When I cornered him in the Education Rise during Thursday’s lunch period, he said, “We only meet on weekends. Deal with it.”
“But Raine—”
“She’s fine,” Trek snapped. “We have people on the Inside everywhere. Our intel indicates that she’s fine. Back off, voice wonder.” He straightened his already pristine school uniform. “We meet tomorrow night. I’ll have one of my people send you the coordinates.”
One of his people, right. As if he didn’t have the time to e-comm out coordinates. I glared at him, almost wishing he’d hit me so I could feel the physical pain. So I could bleed out some of this anxiety over Raine.
He smiled, but it looked more like a scowl. “Pay attention to the arrival time. We can’t interfere with other people’s airspace.” Then he walked away. I watched him go, angry that he’d mentioned airspace. I’d been bumped in the flight trials; I hadn’t deliberately encroached on his airspace.
My
anger/shame/guilt/impatience turned into desperation. How could Trek go to class every day and tap out reports on ancient civilizations?
How did he stand it?
I couldn’t.
I felt trapped inside my own life, the normalcy of it burying me deep within folds of unbreathable air, the hours until the Friday meeting mocking and eternal.
I sat in genetics class, staring at Raine’s empty seat, even when Starr glared so hard I should’ve had new holes burned in my head.

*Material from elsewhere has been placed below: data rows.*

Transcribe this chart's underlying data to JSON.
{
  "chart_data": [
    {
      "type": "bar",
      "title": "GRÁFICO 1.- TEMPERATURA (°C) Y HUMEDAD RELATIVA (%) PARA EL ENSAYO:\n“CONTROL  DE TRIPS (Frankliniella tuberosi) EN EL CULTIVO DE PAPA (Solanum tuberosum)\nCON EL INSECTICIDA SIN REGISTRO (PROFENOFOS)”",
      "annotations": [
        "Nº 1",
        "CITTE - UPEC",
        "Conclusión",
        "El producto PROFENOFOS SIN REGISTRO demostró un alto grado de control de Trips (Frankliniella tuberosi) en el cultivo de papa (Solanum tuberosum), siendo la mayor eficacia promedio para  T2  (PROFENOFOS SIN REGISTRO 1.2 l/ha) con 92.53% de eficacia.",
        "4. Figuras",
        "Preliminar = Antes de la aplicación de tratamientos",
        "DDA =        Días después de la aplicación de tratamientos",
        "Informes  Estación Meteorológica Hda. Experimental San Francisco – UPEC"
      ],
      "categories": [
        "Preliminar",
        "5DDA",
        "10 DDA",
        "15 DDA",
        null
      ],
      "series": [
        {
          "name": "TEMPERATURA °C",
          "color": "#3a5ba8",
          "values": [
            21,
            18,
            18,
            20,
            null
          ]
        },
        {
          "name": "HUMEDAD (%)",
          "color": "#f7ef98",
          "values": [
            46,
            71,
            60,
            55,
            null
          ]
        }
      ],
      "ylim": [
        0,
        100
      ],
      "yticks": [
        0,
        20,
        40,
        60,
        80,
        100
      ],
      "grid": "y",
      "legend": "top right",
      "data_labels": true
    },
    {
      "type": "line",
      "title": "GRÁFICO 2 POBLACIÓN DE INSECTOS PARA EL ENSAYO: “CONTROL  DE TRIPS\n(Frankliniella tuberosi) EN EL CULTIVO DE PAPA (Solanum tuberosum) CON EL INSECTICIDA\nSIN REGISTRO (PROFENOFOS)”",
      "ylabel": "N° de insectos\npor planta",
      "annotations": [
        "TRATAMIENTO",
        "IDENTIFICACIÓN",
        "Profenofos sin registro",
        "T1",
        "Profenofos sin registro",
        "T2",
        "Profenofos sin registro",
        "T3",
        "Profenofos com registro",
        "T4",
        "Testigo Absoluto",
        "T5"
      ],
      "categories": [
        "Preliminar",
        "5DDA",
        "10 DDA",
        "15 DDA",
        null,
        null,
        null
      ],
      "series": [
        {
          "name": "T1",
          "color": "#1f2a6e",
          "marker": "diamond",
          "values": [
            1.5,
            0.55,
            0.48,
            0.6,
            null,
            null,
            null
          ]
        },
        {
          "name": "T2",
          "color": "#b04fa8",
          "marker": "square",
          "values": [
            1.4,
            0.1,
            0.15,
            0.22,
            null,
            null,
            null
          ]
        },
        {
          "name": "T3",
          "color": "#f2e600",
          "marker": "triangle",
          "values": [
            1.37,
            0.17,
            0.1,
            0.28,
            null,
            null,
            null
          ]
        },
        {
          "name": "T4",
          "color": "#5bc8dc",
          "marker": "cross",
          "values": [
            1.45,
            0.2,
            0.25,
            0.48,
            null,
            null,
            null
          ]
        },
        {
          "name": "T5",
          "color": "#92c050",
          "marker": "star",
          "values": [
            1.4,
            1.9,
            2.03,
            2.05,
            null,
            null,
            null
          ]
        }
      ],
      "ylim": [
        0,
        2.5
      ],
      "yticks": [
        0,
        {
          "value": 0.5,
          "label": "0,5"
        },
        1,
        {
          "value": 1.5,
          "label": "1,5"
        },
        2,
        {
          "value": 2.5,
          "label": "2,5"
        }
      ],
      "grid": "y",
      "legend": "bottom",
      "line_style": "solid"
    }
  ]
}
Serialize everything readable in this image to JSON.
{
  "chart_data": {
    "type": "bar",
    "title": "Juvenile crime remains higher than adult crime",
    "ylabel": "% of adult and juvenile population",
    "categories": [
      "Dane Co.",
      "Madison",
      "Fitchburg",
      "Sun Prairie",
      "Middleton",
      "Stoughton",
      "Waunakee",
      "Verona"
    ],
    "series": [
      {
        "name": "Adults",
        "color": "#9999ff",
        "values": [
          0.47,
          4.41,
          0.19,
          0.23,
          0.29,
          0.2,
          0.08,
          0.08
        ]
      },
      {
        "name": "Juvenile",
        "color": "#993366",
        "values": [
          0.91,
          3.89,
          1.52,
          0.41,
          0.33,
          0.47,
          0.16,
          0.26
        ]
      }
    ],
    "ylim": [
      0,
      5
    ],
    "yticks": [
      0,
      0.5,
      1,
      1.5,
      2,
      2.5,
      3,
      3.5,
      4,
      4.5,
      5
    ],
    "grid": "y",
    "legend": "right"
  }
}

Preoccupied as I was, I still noticed that Cannon’s seat remained empty all week too.
Worry gnawed at me, until I felt empty and limp.
* * *
Friday at one a.m. finally arrived. Without Raine, I felt naked in front of a group of strangers. The younger Insiders watched me from the corners of their eyes. The older ones stared openly.
I ignored them all, found a shadow in the back of the warehouse where we’d met, and hid.
Ten minutes later Trek emerged from a half-lit room, lines of exhaustion already carved around his eyes. I knew how he felt. Raine occupied my every thought, and sleep had eluded me.
Trek scanned the waiting group. “Did the voice-wonder show?”
I wanted to fly across the room and punch him. Too many witnesses, I decided. “I’m here,” I said unnecessarily. Everyone was already staring at me when I stepped out of the pool of shade. “What’s the news with Raine?”
Trek made a guttural noise that meant what a lame question.
He didn’t answer it, instead crossing his arms over that too-big chest. “Assignments for tonight include caching in everything learned over the past week.” At least while he talked, the other Insiders weren’t staring at me. “Some of us have had exciting discoveries. We need everything pooled for the other groups.”
I ground my teeth together at the way he emphasized “some of us.” Like I had nothing valuable to contribute.
Trek half-turned away from me. “Some of you may know Zenn Bower. He’s the leader of the Insiders here in Freedom. He’s here to take a select group of you on an exciting field trip.”
I sidled up behind them, waiting until everyone had moved on to their next task. “What about Raine?”